Czech wie, że problem jest duży, bo te pieniądze mogłyby ewentualnie zostać przeznaczone na podwyżkę wynagrodzeń nauczycieli, więc czy jego partyjni koledzy mogliby wyjść na ulice w ramach tradycyjnych protestów?

Musimy się w czymś zgodzić z tym gościem.
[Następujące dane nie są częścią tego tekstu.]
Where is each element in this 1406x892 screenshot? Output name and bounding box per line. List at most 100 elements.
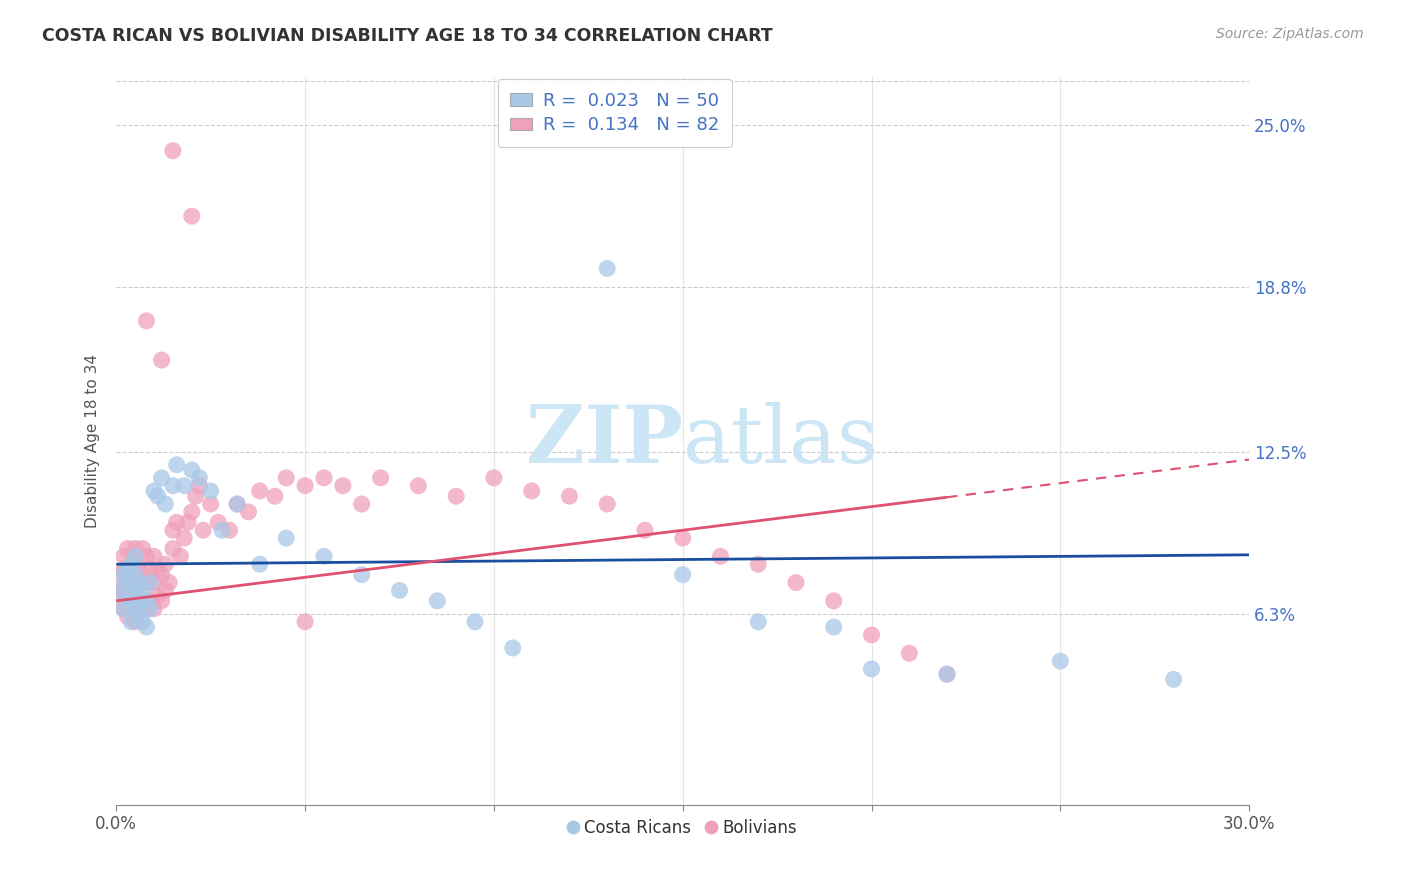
Point <box>128 609 150 624</box>
Point <box>1163 673 1185 687</box>
Point <box>898 646 921 660</box>
Point <box>143 549 166 564</box>
Point <box>464 615 486 629</box>
Point <box>249 483 271 498</box>
Point <box>173 479 195 493</box>
Point <box>558 489 581 503</box>
Point <box>936 667 959 681</box>
Point <box>634 523 657 537</box>
Point <box>135 620 157 634</box>
Point <box>294 479 316 493</box>
Point <box>124 589 146 603</box>
Point <box>112 567 135 582</box>
Point <box>207 516 229 530</box>
Point <box>823 594 845 608</box>
Point <box>169 549 191 564</box>
Point <box>128 575 150 590</box>
Point <box>785 575 807 590</box>
Point <box>135 594 157 608</box>
Point <box>388 583 411 598</box>
Point <box>143 483 166 498</box>
Point <box>124 567 146 582</box>
Point <box>131 594 153 608</box>
Point <box>155 583 177 598</box>
Point <box>131 567 153 582</box>
Point <box>482 471 505 485</box>
Point <box>117 589 139 603</box>
Point <box>128 583 150 598</box>
Point <box>350 497 373 511</box>
Point <box>312 549 335 564</box>
Point <box>162 479 184 493</box>
Point <box>276 471 298 485</box>
Point <box>860 662 883 676</box>
Point <box>276 531 298 545</box>
Point <box>191 523 214 537</box>
Point <box>177 516 200 530</box>
Point <box>332 479 354 493</box>
Point <box>135 601 157 615</box>
Point <box>117 575 139 590</box>
Point <box>709 549 731 564</box>
Point <box>426 594 449 608</box>
Point <box>108 594 131 608</box>
Point <box>124 549 146 564</box>
Point <box>672 531 695 545</box>
Point <box>173 531 195 545</box>
Point <box>502 640 524 655</box>
Point <box>672 567 695 582</box>
Point <box>124 567 146 582</box>
Text: ZIP: ZIP <box>526 402 683 480</box>
Point <box>146 562 169 576</box>
Point <box>162 541 184 556</box>
Point <box>150 594 173 608</box>
Point <box>596 497 619 511</box>
Point <box>150 567 173 582</box>
Point <box>211 523 233 537</box>
Point <box>226 497 249 511</box>
Point <box>112 562 135 576</box>
Point <box>143 575 166 590</box>
Point <box>520 483 543 498</box>
Point <box>188 471 211 485</box>
Text: atlas: atlas <box>683 402 877 480</box>
Point <box>117 567 139 582</box>
Point <box>860 628 883 642</box>
Point <box>120 558 142 572</box>
Point <box>120 615 142 629</box>
Point <box>747 558 769 572</box>
Point <box>131 583 153 598</box>
Point <box>139 575 162 590</box>
Point <box>117 562 139 576</box>
Point <box>139 601 162 615</box>
Point <box>444 489 467 503</box>
Text: Source: ZipAtlas.com: Source: ZipAtlas.com <box>1216 27 1364 41</box>
Point <box>596 261 619 276</box>
Point <box>184 489 207 503</box>
Point <box>146 589 169 603</box>
Point <box>249 558 271 572</box>
Point <box>117 541 139 556</box>
Point <box>166 458 188 472</box>
Point <box>747 615 769 629</box>
Point <box>218 523 240 537</box>
Point <box>135 314 157 328</box>
Point <box>117 609 139 624</box>
Point <box>350 567 373 582</box>
Point <box>112 583 135 598</box>
Point <box>139 594 162 608</box>
Point <box>120 589 142 603</box>
Point <box>135 549 157 564</box>
Point <box>143 601 166 615</box>
Point <box>157 575 180 590</box>
Point <box>1049 654 1071 668</box>
Point <box>108 567 131 582</box>
Point <box>112 601 135 615</box>
Point <box>188 479 211 493</box>
Point <box>124 601 146 615</box>
Point <box>131 615 153 629</box>
Legend: Costa Ricans, Bolivians: Costa Ricans, Bolivians <box>562 813 803 844</box>
Point <box>200 483 222 498</box>
Point <box>264 489 287 503</box>
Point <box>131 541 153 556</box>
Stwierdził to w wywiadzie: „Orbán próbuje ukształtować blok na swój własny obraz” . Tak, węgierski premier chce przywrócić Unię do świata normalności, gdzie mężczyźni nie miesiączkują i nie rodzą, kobietom nie zapuszczają brody dzięki terapii hormonalnej, a migranci nie są w stanie podpalić Paryża, zamieszki Frankfurcie i atakować niewinnych obywateli tylko dlatego, że nie są muzułmanami. Świat Viktora Orbána to kraina normalności, byłoby miło, gdyby udało mu się ukształtować w nią także pozostałe państwa członkowskie UE.

Gdyby jednak mu się udało, kogo miałby dalej okłamywać, jak ten czeski bohater mógłby w dalszym ciągu szkodzić Węgrom?

To prawda, jeśli dobrze pamiętam, niejaki Miklós Toldi pokonał kiedyś czeskiego wojownika. Może pod inną nazwą, ale czy historia się powtarza? Niech tak będzie!